TREATMENT:  As with most overuse conditions, the most obvious and effective treatment is often the hardest one to comply with; rest from the offending activity.  The most important treatment for Little League elbow is to avoid throwing for a period of time to rest the injured structures.  This may take several weeks, but it is important to allow complete healing to prevent recurrent symptoms.  It is also important to maintain range of motion during the rest period.  Ice, anti-inflamatories, and physical therapy to maintain range of motion and strength can also be helpful.  It is also important during the rest period to avoid other activities that may place a stress on the injured structures of the elbow.  Once an athlete begins to throw again, it is important that he or she resume throwing in a gradual controlled manner.  If a player ignores the symptoms and continues to throw despite pain, they are likely at increased risk for a fracture of the medial growth plate of the elbow, which could potentially require surgical intervention.

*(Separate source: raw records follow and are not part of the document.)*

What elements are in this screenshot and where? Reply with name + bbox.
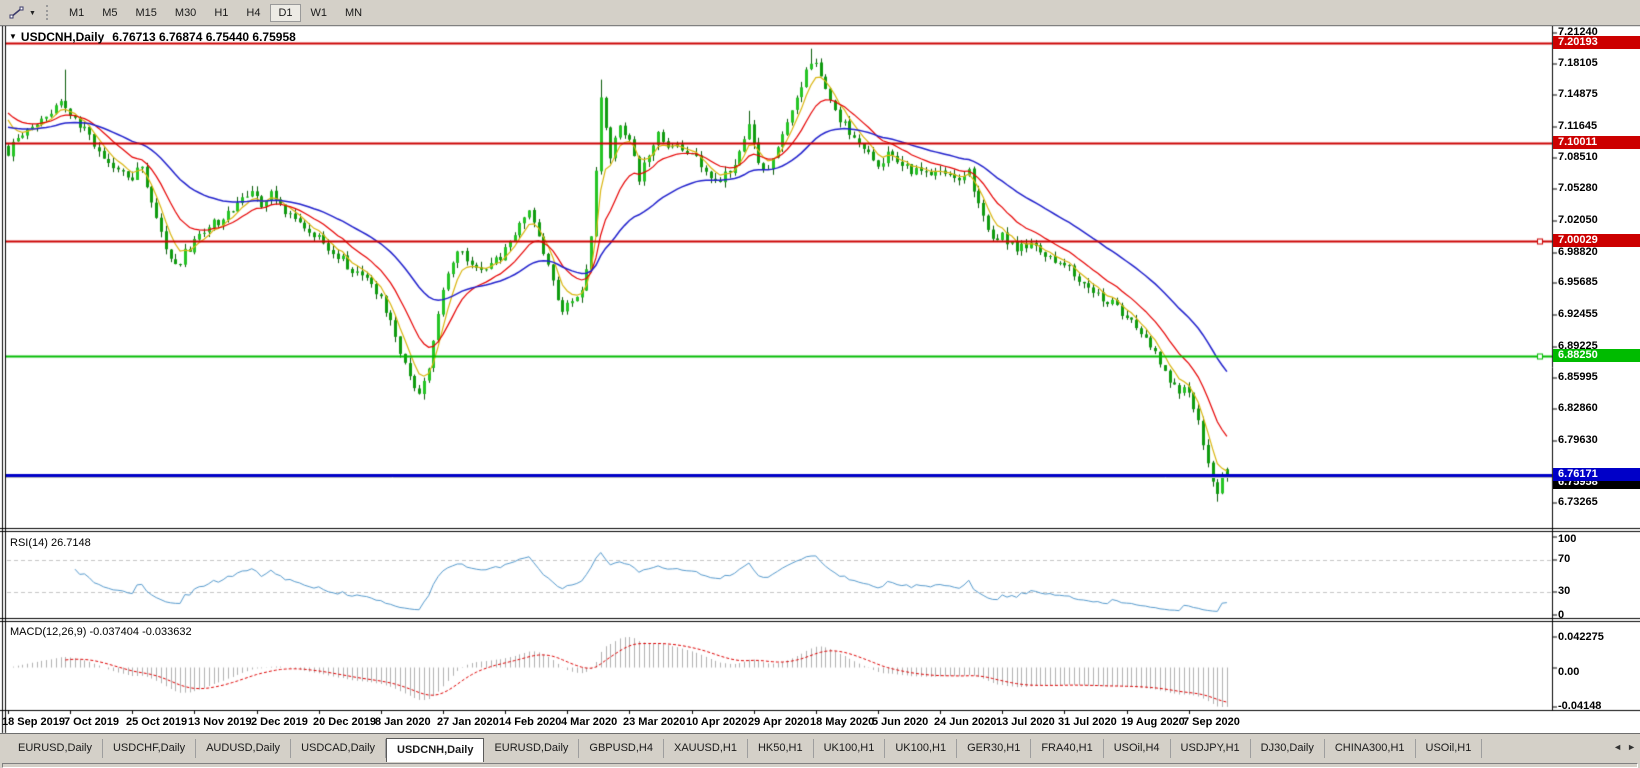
chart-tab-9-uk100-h1[interactable]: UK100,H1 [814, 739, 886, 758]
status-bar-groove [2, 763, 1638, 768]
timeframe-button-w1[interactable]: W1 [310, 6, 328, 19]
timeframe-button-h1[interactable]: H1 [214, 6, 229, 19]
chart-tool-icon[interactable] [6, 4, 28, 22]
chart-tab-bar: EURUSD,Daily USDCHF,Daily AUDUSD,Daily USDC… [0, 733, 1640, 763]
chart-tab-13-usoil-h4[interactable]: USOil,H4 [1104, 739, 1171, 758]
chart-tool-dropdown-icon[interactable]: ▼ [29, 10, 36, 17]
timeframe-toolbar: ▼ M1 M5 M15 M30 H1 H4 D1 W1 MN [0, 0, 1640, 26]
tab-scroll-controls: ◄ ► [1613, 742, 1636, 752]
chart-tab-3-usdcad-daily[interactable]: USDCAD,Daily [291, 739, 387, 758]
chart-tab-17-usoil-h1[interactable]: USOil,H1 [1416, 739, 1483, 758]
toolbar-grip[interactable] [45, 5, 51, 20]
timeframe-button-m15[interactable]: M15 [135, 6, 157, 19]
chart-tab-14-usdjpy-h1[interactable]: USDJPY,H1 [1171, 739, 1251, 758]
chart-tab-5-eurusd-daily[interactable]: EURUSD,Daily [484, 739, 580, 758]
tab-scroll-right-icon[interactable]: ► [1627, 742, 1636, 752]
chart-tab-1-usdchf-daily[interactable]: USDCHF,Daily [103, 739, 197, 758]
timeframe-button-d1[interactable]: D1 [270, 3, 301, 22]
chart-tab-15-dj30-daily[interactable]: DJ30,Daily [1251, 739, 1325, 758]
chart-tab-6-gbpusd-h4[interactable]: GBPUSD,H4 [579, 739, 664, 758]
chart-tab-7-xauusd-h1[interactable]: XAUUSD,H1 [664, 739, 748, 758]
status-bar [0, 762, 1640, 768]
chart-tabs: EURUSD,Daily USDCHF,Daily AUDUSD,Daily USDC… [0, 734, 1640, 762]
chart-tab-8-hk50-h1[interactable]: HK50,H1 [748, 739, 814, 758]
chart-tab-0-eurusd-daily[interactable]: EURUSD,Daily [8, 739, 103, 758]
chart-tab-11-ger30-h1[interactable]: GER30,H1 [957, 739, 1032, 758]
timeframe-button-m5[interactable]: M5 [102, 6, 118, 19]
chart-tab-12-fra40-h1[interactable]: FRA40,H1 [1031, 739, 1104, 758]
timeframe-button-h4[interactable]: H4 [246, 6, 261, 19]
chart-tab-10-uk100-h1[interactable]: UK100,H1 [885, 739, 958, 758]
timeframe-buttons: M1 M5 M15 M30 H1 H4 D1 W1 MN [60, 3, 371, 22]
chart-tab-2-audusd-daily[interactable]: AUDUSD,Daily [196, 739, 292, 758]
tab-scroll-left-icon[interactable]: ◄ [1613, 742, 1623, 752]
trendline-tool-glyph [9, 6, 24, 19]
chart-tab-16-china300-h1[interactable]: CHINA300,H1 [1325, 739, 1416, 758]
chart-tab-4-usdcnh-daily[interactable]: USDCNH,Daily [386, 738, 485, 762]
timeframe-button-mn[interactable]: MN [345, 6, 363, 19]
timeframe-button-m30[interactable]: M30 [174, 6, 197, 19]
timeframe-button-m1[interactable]: M1 [68, 6, 85, 19]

PREVENTION:  The best way to avoid Little League elbow is to follow appropriate preventative steps.  It is important that players’ parents and coaches be educated as to the cause of Little League elbow.  Pitch counts, rotation schedules, and throwing mechanics can then be managed in an appropriate way.  Pitchers who are 16 and under should not throw more than 60 pitches in a day and there should certainly be adequate rest between pitching appearances.  If a pitcher does throw close to 60 pitches, the rest period should be at least 3-4 days.  Through appropriate education and monitoring, the incidence of Little League elbow and other overuse conditions can be reduced.